4. Ceza Dairesi 2016/12839 E. , 2016/13941 K.
"İçtihat Metni"MAHKEMESİ :Asliye Ceza Mahkemesi
SUÇLAR : Tehdit, genel güvenliğinin kasten tehlikeye sokulması, izinsiz silah taşıma
HÜKÜMLER : Mahkumiyet
Yerel Mahkemece verilen hükümler temyiz edilmekle, başvurunun süresi ve kararın niteliği ile suç tarihine göre dosya görüşüldü:
Sanığın, kovuşturma aşamasında, ikamet adresi ile ilgili bilgi alınmadığından sanığın temyiz isteminin öğrenme üzerine süresinde olduğu kabul edilerek dosya görüşüldü.
Temyiz isteğinin reddi nedenleri bulunmadığından işin esasına geçildi.
Vicdani kanının oluştuğu duruşma sürecini yansıtan tutanaklar belgeler ve gerekçe içeriğine göre yapılan incelemede başkaca nedenler yerinde görülmemiştir.
Ancak;
1-Sanığın, katılanın iş yerinin önüne gelerek, görevlilere ""ağanız ... nerede"" dedikten sonra silahla bir kez havaya ateş etmesi eylemlerinin tehdit ve genel güvenliğin kasten tehlikeye sokulması suçlarını oluşturduğu, ancak TCK"nın 44. maddesinde düzenlenen fikri içtima hükmü uyarınca en ağır cezayı gerektiren silahla tehdit suçundan hükümlülük kararı verilmesi gerekirken, ayrıca TCK"nın 170/1-c maddesindeki genel güvenliğin kasten tehlikeye sokulması suçundan da mahkumiyet hükmü kurulması,
2- Tüm suçlar yönünden,
5237 sayılı TCK"nun 61. maddesi uyarınca hakim somut olayda; suçun işleniş biçimini, suçun işlenmesinde kullanılan araçları, suçun işlendiği zaman ve yeri, suçun konusunun önem ve değerini, meydana gelen zarar veya tehlikenin ağırlığını, failin kast veya taksire dayalı kusurunun ağırlığını ve failin güttüğü amaç ve saiki göz önünde bulundurarak, işlenen suçun kanunî tanımında öngörülen cezanın alt ve üst sınırı arasında temel cezayı belirler. 5237 sayılı TCK"nun “Adalet ve kanun önünde eşitlik ilkesi” başlıklı 3/1. maddesi uyarınca suç işleyen kişi hakkında işlenen fiilin ağırlığıyla orantılı ceza ve güvenlik tedbirine hükmolunur. Bu itibarla; kanunda öngörülen alt ve üst sınır arasında temel cezayı belirlemek hâkimin takdir ve değerlendirme yetkisi içindedir, ancak Anayasanın 141, 5271 sayılı CMK.nun 34, 230 ve 289/9 maddeleri uyarınca hükümde bu takdirin denetime olanak sağlayacak biçimde, hak ve nesafet kurallarına uygun, dosya içeriği ile uyumlu, yasal ve yeterli gerekçesinin gösterilmesi zorunludur. Yasa metinlerdeki ifadelerin tekrarı bu metinlerdeki genel nitelikli ölçütler somut olaya ve failine özgülenmediği müddetçe yeterli bir gerekçe değildir.

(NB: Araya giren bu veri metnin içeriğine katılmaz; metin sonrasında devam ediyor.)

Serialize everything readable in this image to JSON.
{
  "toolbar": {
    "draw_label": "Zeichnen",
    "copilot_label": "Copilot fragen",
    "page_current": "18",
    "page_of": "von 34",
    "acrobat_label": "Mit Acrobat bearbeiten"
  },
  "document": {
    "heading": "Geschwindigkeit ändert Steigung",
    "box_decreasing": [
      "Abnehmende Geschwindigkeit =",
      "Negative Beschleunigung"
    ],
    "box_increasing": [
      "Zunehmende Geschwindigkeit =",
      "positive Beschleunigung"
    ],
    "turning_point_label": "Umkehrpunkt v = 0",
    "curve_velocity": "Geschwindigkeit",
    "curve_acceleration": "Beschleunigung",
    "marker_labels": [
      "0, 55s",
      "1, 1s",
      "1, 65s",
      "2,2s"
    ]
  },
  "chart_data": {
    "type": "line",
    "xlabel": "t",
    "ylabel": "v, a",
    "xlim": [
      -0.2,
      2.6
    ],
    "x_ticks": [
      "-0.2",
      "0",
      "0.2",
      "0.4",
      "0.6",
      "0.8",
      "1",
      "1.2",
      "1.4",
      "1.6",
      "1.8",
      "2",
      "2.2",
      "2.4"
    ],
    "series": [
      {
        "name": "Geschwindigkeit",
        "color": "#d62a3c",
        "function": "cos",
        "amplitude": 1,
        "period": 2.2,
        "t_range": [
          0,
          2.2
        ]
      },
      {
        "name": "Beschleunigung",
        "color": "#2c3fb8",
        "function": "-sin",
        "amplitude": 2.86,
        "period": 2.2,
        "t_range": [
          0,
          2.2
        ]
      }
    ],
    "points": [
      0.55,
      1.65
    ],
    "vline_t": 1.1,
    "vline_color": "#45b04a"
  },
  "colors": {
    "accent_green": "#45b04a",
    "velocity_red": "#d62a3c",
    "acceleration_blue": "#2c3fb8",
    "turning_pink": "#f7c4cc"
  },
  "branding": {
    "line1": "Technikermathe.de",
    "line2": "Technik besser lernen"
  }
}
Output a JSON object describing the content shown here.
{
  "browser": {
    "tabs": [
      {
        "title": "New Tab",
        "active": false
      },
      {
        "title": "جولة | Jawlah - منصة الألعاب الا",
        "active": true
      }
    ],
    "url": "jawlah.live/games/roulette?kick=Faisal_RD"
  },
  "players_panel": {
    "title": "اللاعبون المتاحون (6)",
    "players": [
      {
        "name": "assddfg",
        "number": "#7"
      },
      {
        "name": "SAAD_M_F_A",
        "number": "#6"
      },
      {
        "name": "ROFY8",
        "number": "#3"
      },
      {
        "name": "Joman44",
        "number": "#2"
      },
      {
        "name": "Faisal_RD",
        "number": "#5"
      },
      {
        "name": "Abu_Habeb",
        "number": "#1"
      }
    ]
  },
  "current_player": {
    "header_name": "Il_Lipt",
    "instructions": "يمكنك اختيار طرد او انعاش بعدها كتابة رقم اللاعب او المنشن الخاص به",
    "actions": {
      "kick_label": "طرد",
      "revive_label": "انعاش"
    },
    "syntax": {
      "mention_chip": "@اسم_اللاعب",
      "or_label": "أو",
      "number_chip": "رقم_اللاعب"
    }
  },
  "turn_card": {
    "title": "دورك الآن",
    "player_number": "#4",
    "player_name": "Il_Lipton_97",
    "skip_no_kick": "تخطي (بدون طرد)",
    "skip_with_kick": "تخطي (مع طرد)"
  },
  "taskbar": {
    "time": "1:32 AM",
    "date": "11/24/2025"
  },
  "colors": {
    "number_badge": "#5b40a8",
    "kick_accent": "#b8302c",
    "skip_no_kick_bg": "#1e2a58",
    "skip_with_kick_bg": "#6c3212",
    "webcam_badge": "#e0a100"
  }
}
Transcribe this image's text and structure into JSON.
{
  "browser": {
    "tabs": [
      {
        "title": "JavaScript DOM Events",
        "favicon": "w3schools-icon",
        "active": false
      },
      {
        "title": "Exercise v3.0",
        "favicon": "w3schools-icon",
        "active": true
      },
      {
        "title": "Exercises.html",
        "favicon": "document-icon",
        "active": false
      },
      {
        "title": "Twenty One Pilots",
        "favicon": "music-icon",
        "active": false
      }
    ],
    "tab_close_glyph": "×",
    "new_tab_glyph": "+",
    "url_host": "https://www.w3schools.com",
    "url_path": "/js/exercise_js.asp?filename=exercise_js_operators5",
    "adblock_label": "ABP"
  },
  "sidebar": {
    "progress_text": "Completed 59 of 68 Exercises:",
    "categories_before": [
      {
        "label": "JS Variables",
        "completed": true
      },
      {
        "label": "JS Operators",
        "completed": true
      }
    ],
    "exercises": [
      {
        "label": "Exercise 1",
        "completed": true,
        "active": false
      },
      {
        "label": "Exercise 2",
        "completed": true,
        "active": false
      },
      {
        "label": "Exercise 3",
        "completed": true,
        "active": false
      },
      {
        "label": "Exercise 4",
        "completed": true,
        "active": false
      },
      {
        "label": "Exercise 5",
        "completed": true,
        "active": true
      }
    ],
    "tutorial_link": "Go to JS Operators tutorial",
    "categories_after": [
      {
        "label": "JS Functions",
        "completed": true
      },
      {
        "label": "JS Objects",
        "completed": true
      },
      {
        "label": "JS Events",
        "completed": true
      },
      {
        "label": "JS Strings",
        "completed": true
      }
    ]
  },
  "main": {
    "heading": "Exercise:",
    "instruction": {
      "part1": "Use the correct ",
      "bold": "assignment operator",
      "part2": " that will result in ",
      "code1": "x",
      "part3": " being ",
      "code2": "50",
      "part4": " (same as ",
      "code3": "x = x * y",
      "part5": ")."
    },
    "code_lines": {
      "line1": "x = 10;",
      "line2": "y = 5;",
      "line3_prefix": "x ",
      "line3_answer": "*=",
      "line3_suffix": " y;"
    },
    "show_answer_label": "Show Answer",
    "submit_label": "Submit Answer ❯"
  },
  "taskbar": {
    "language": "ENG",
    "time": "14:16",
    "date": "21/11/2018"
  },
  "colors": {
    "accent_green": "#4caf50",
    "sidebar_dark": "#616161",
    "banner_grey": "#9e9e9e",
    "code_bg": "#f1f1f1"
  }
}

Bu açıklamalar ışığında somut olayda, atılı suçları ikrar eden sanık hakkında yasal ibarelerin tekrarı ile yetinilerek yasal ve yeterli olmayan gerekçe ile teşdiden cezalar verilmesi,
3- Anayasa Mahkemesi"nin karar tarihinden sonra 24.11.2015 günü, Resmi Gazete"de yayınlanarak yürürlüğe giren 08.10.2015 gün ve 2014/140 esas, 2015/85 sayılı TCK"nın 53. maddesinin bazı bölümlerinin iptaline ilişkin kararların uygulanması zorunluluğu,
Bozmayı gerektirmiş ve sanık ..."nın temyiz nedenleri yerinde görüldüğünden HÜKÜMLERİN BOZULMASINA, yargılamanın bozma öncesi aşamadan başlayarak sürdürülüp sonuçlandırılmak üzere dosyanın esas/hüküm mahkemesine gönderilmesine, 02/11//2016 tarihinde oybirliğiyle karar verildi.